Hot Topic – Barclays Bank Rights Issue
Last updated on September 25th, 2019 at 4:45 am
After reading in the news today that shareholders in Barclays have until 13th September to take part in its rights issue – reportedly the biggest rights issue (£5.8 billion) by a British bank since 2009 – it got me thinking about the shareholders and why the bank is doing it.
The rights issue offers Barclay’s existing shareholders 1 new share for every 4 they hold at a price of 185p – a 40% discount on the 309p the day before it was announced. So if you own 1,000 shares then you can buy 250 more for 185p at a cost of £462.50. This is a much higher discount than normally offered on rights issues so why are they doing it?
They obviously need the money; companies strapped for cash often turn to rights issues and Barclays needs the money to comply with the PRA’s demand that banks must hold 3% of total assets as capital against any potential bad debts.
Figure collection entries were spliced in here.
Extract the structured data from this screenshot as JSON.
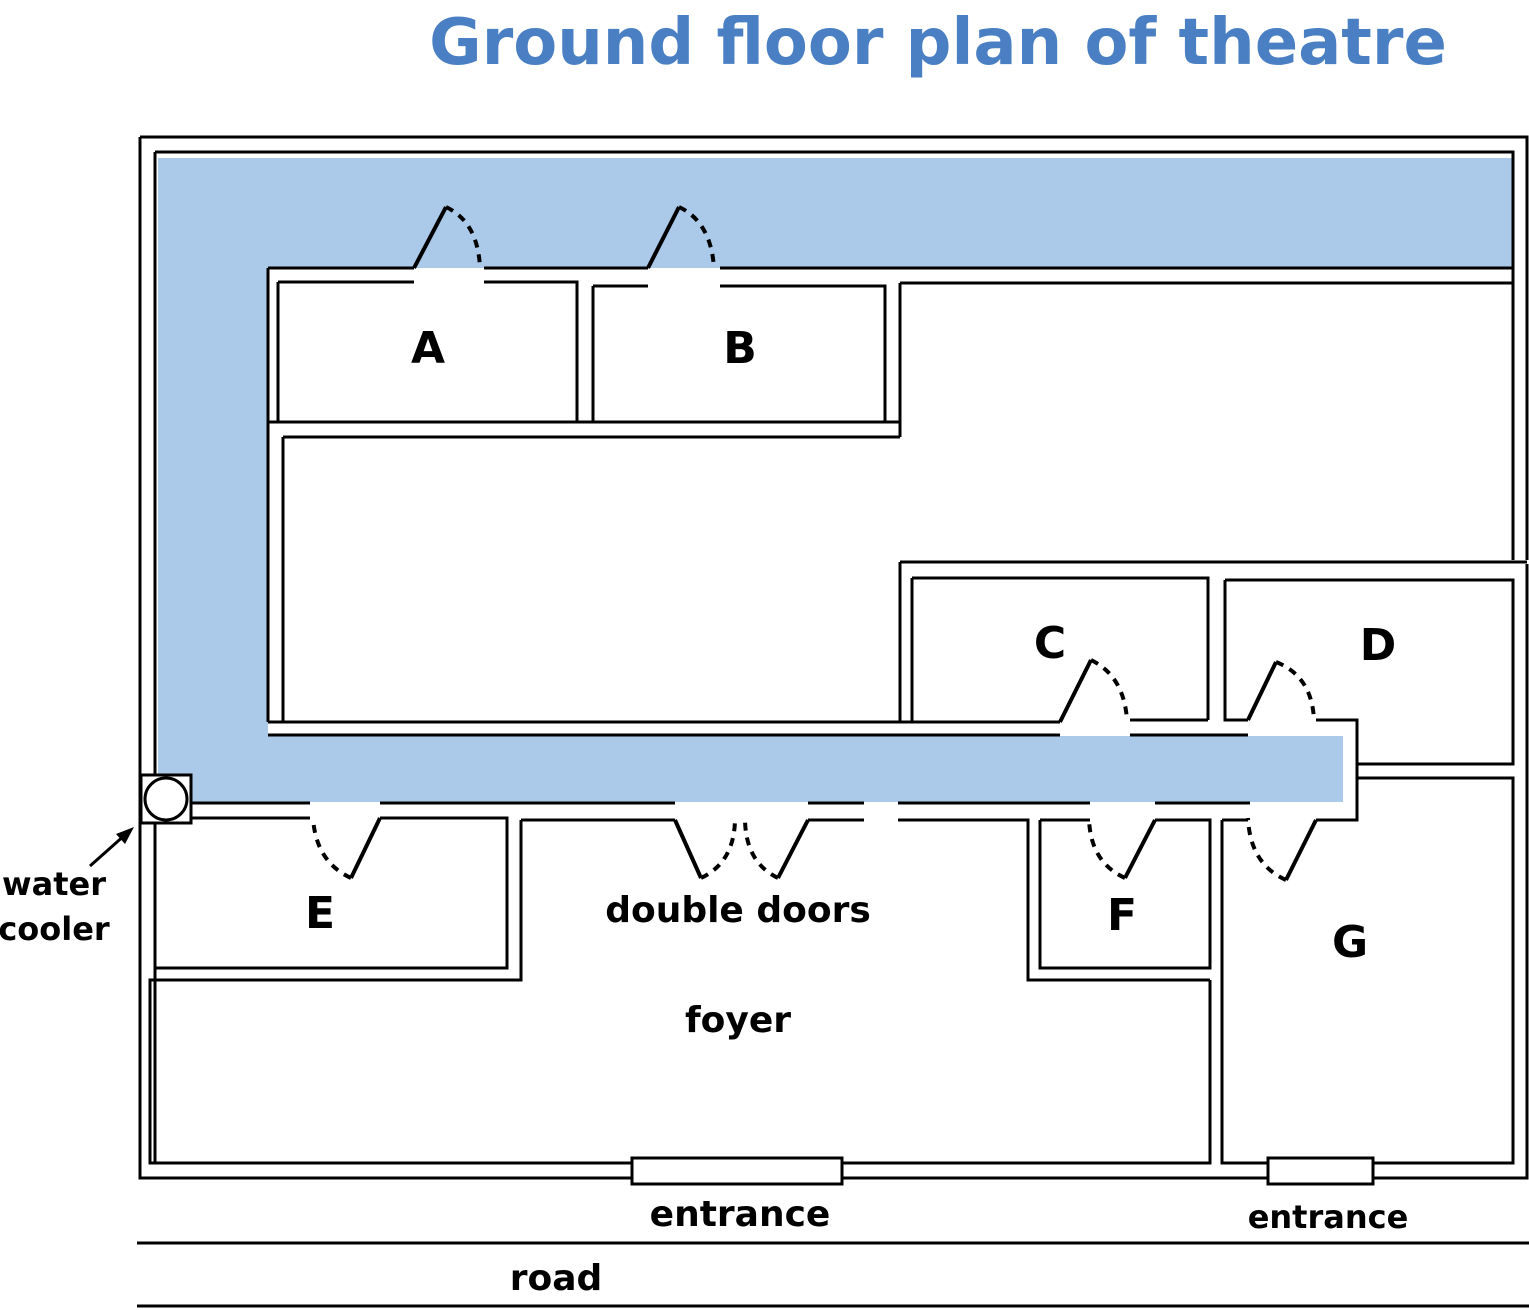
{
  "title": "Ground floor plan of theatre",
  "colors": {
    "corridor": "#abc9e8",
    "title": "#4a80c3",
    "walls": "#000000"
  },
  "rooms": {
    "a": "A",
    "b": "B",
    "c": "C",
    "d": "D",
    "e": "E",
    "f": "F",
    "g": "G"
  },
  "labels": {
    "double_doors": "double doors",
    "foyer": "foyer",
    "entrance_main": "entrance",
    "entrance_side": "entrance",
    "road": "road",
    "water_cooler_line1": "water",
    "water_cooler_line2": "cooler"
  },
  "icons": {
    "water_cooler": "water-cooler-icon",
    "pointer": "arrow-icon"
  }
}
After the new shares are issued, the value of each share is diluted – the theoretical share price following the rights issue is called the ex-rights price and this can be estimated by dividing the total price paid for all the shares by the total number of shares owned but ex-rights prices can be influenced by other things not just the rights issue so it can never be certain what the future value of the increased shareholding will be.
Barclays’ shareholders have 3 options:
- They can buy the further shares for the discounted price being offered.
- They can sell their rights on the stock market and make a profit. It’s difficult to work out exactly how much would be made but a rough idea can be calculated by taking the ex-rights price and deducting the rights issue price. This gives the amount of gain per share.
- They can do nothing but by doing nothing existing shares will be worth less because Barclays is increasing the number of shares in issue by 25%. (This isn’t normally the best course of action…)
Whether to buy the new shares is never an easy decision – it depends on personal circumstances of course and appetite for risk. Barclays share price has been down since the rights issue was announced but you have to imagine that Barclays will surely carry on as a powerful force behind British banking and the offered share price is heavily discounted.
Your comments and thoughts would be appreciated!